One key consideration is that most bioengineered traits and crop varieties developed in the laboratory are not available in the marketplace. The exceptions are genetic modifications for either herbicide or insect resistance — or both — available mostly in soybeans and corn (commercially available cotton and canola also may be bioengineered for these traits).

“Available in fewer than 10 crops as of 2015, varieties with G.E. herbicide resistance, insect resistance, or both were grown on about 12% of the world’s planted cropland” in 2015, the N.A.S. study said.

The limited scope of the genetic modifications, though they have been widely used in a few crops, led the committee to take a cautious stance in describing the benefits and risks. The N.A.S. said it was incorrect to assume that current results of bioengineering would apply to other types of genetic modification.

“A genetically engineered characteristic that alters the nutritional content of a crop, for example, is unlikely to have the same environmental or economic effects as a characteristic for herbicide resistance,” the N.A.S. explained.

While evidence indicates the use of bioengineered soybean, cotton and corn has had mostly favorable economic results, the N.A.S. said, there is a wide range of possible outcomes depending on agronomic practices, abundance of pests and other factors. Higher seed costs, for instance, could limit the benefits of raising bioengineered crops in certain situations.

The N.A.S. also said bioengineered crops are not a panacea for the wide range of challenges faced by producers, especially small-scale farmers.

“Given the complexities of agriculture and the need for cohesive planning and execution, public and private support is essential if societal benefits are to be maximized,” the N.A.S. added.

Looking ahead, the capabilities of crops’ genetic modifications are likely to become both more precise and more diverse.

“Resistance traits aimed at a broader array of insect pests and diseases in more crops are likely,” the N.A.S. said. “Research to increase potential yields and nutrient-use efficiencies is under way, but it is too early to predict its success.”

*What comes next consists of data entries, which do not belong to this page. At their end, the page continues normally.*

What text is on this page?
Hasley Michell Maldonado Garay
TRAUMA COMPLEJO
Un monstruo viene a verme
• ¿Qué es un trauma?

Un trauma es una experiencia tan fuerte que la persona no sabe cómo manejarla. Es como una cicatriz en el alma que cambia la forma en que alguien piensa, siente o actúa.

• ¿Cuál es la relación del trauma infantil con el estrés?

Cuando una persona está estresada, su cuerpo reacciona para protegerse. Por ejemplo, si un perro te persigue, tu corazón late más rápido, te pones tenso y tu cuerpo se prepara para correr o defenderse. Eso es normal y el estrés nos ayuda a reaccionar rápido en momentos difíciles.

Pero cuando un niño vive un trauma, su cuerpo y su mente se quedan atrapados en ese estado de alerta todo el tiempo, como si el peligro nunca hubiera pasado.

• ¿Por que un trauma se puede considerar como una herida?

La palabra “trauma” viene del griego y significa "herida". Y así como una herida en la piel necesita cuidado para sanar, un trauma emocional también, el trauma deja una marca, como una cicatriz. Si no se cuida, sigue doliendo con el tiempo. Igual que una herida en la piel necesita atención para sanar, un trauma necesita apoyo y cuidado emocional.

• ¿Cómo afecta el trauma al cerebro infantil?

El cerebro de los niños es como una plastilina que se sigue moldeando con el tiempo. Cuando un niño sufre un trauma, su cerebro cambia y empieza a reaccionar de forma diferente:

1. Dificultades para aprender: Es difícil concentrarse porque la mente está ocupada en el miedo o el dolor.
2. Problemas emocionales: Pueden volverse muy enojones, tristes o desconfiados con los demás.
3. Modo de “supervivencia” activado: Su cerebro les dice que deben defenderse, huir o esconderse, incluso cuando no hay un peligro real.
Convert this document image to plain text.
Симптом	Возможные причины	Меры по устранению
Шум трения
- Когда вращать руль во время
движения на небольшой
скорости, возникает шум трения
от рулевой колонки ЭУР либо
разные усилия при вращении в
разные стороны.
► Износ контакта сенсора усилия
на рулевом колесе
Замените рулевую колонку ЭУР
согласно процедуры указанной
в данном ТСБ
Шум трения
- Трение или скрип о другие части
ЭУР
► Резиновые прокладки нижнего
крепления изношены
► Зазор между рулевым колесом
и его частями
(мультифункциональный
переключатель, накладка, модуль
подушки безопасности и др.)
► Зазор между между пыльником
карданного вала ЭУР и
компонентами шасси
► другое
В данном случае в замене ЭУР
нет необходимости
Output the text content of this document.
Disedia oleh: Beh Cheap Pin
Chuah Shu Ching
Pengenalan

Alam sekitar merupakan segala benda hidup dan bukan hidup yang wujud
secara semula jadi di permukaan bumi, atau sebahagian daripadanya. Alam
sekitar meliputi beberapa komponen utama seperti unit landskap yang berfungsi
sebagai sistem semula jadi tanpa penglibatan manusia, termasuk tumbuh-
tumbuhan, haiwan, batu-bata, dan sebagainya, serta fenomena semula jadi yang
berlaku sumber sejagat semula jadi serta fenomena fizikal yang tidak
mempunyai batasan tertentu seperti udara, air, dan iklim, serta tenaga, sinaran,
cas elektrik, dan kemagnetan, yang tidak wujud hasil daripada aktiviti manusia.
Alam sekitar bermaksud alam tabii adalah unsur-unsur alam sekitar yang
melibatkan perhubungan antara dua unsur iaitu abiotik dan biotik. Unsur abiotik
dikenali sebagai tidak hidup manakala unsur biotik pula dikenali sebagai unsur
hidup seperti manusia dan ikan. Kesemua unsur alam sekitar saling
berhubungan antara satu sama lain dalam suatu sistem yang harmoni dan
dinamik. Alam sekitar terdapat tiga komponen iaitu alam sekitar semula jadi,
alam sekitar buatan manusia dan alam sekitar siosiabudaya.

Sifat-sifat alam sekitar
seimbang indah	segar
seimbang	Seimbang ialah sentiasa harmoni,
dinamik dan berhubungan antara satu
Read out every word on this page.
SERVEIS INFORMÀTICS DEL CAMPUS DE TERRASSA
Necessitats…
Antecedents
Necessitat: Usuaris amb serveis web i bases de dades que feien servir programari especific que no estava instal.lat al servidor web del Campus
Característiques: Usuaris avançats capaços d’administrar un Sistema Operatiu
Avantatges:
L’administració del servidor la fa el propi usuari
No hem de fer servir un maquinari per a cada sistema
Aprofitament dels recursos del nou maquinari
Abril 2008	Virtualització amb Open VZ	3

The further development of plant bioengineering likely will encounter a host of regulatory issues around the world, as different countries and cultures examine the potential of genetic modification in different environments.

“Emerging genetic technologies have blurred the distinction between genetic engineering and conventional plant breeding,” which could require adjustments to regulatory systems, noted the N.A.S. In light of the continuing complexity of the challenges of bioengineering in agriculture, “G.E. crop governance should be transparent and participatory,” the N.A.S. said.